Ambos aspectos, ahora exasperadamente iluminados por Villalba, creo que han sido muy bien explicados por él mismo cuando afirma una fe casi ciega "en el manantial del exceso que sólo se encuentra en el interior". Ahí se encuentran, en efecto, tanto el misticismo español que habita en su obra como su peculiar egotismo, diferente por completo del narcisismo galante de Stendhal y de la cultura francesa en general, pues se impone como una llaga sin contemplaciones, al margen fundamentalmente de contemplaciones sociales, como el grito de alguien que está sordo, grito ahogado.La sordera acompaña a la tradición cultural y artística española, que se fija en imágenes por lo general poco heroicas, quizás como consecuencia del sentido providencialista heredado de la contrarreforma, que, además de exaltar la miserable heteronomía del hombre, es también, como señaló Juan de la Cruz, afección de la imagen en lo vivo que representa. Lo que eso incide en Darío Villalba, que desde sus orígenes quedó fascinado por lo más modernamente crudo de la representación de la imagen, que es la fotografía, se manifiesta, sobre todo, en la obsesión por lo que creo que puede denominarse su maculación pictórica, pero manteniendo la tensión entre ambas; esto es, sin mezclarlas, la imagen como imagen, la pintura como pintura.

En una desesperada lucha, por tanto, contra la estilización-estetización, el fantasma que más atormenta -y con razón- a Darío Villalba, éste ha llegado ahora a forzar cruelmente -a exhibir- los resortes ocultos de su intimidad.

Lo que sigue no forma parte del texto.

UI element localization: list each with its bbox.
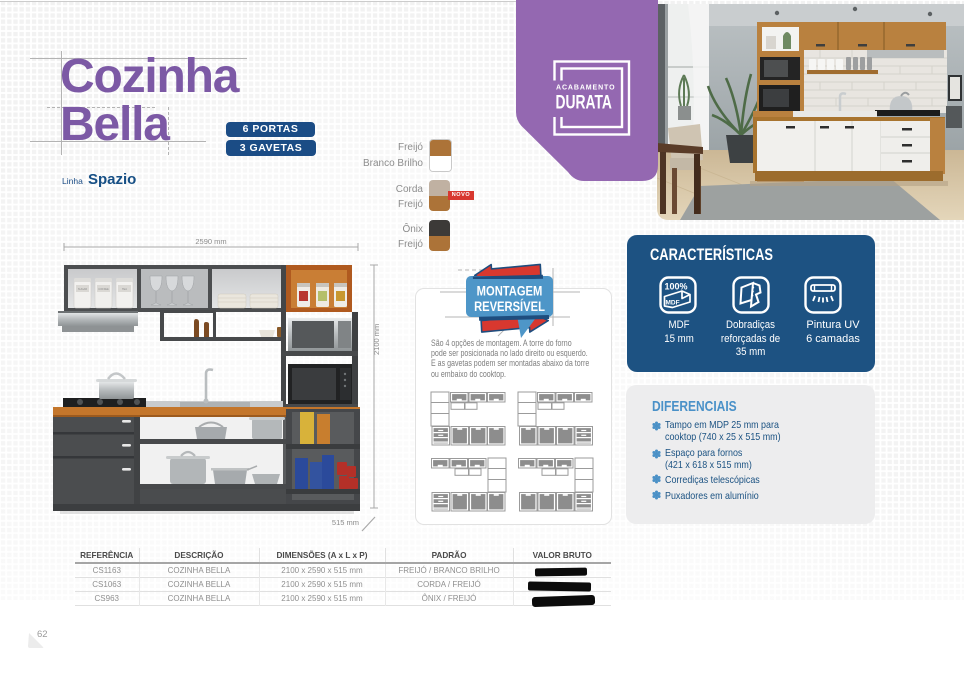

Aunque donde quizá este exceso cobre su mayor fuerza artística perentoria es precisamente en lo que él ha llamado "la pintura como instantánea", que supone fijar la imagen terrible como tal, a la vez que la pintura se expande asimismo como tal. No hay encuentro, intercambio o entrecruzamiento, sino sólo tensión entre dos realidades cruelmente autosuficientes.

Seres dolientes

No debe, así pues, extrañarnos que la sorpresa a la que antes apelábamos no tenga que ver con la renovación iconográfica de Villalba, que vuelve sobre algunas de sus imágenes más emblemáticas de seres anónimos dolientes, en los que siempre apunta el autorretrato, ni tampoco que se sirva de la evocación borrosa de alguna obra maestra de Rubens, donde "esa almohada de carne fresca", al decir de Baudelaire, se convierte en un tenebroso negativo fotográfico, ya que, en definitiva, es la tensión exaltada, el exceso, lo que pone lo real al límite de romperse, en carne viva, que es la piadosa afección de lo vivo que representa: la instantánea pictórica como escalofrío. Memorable exceso.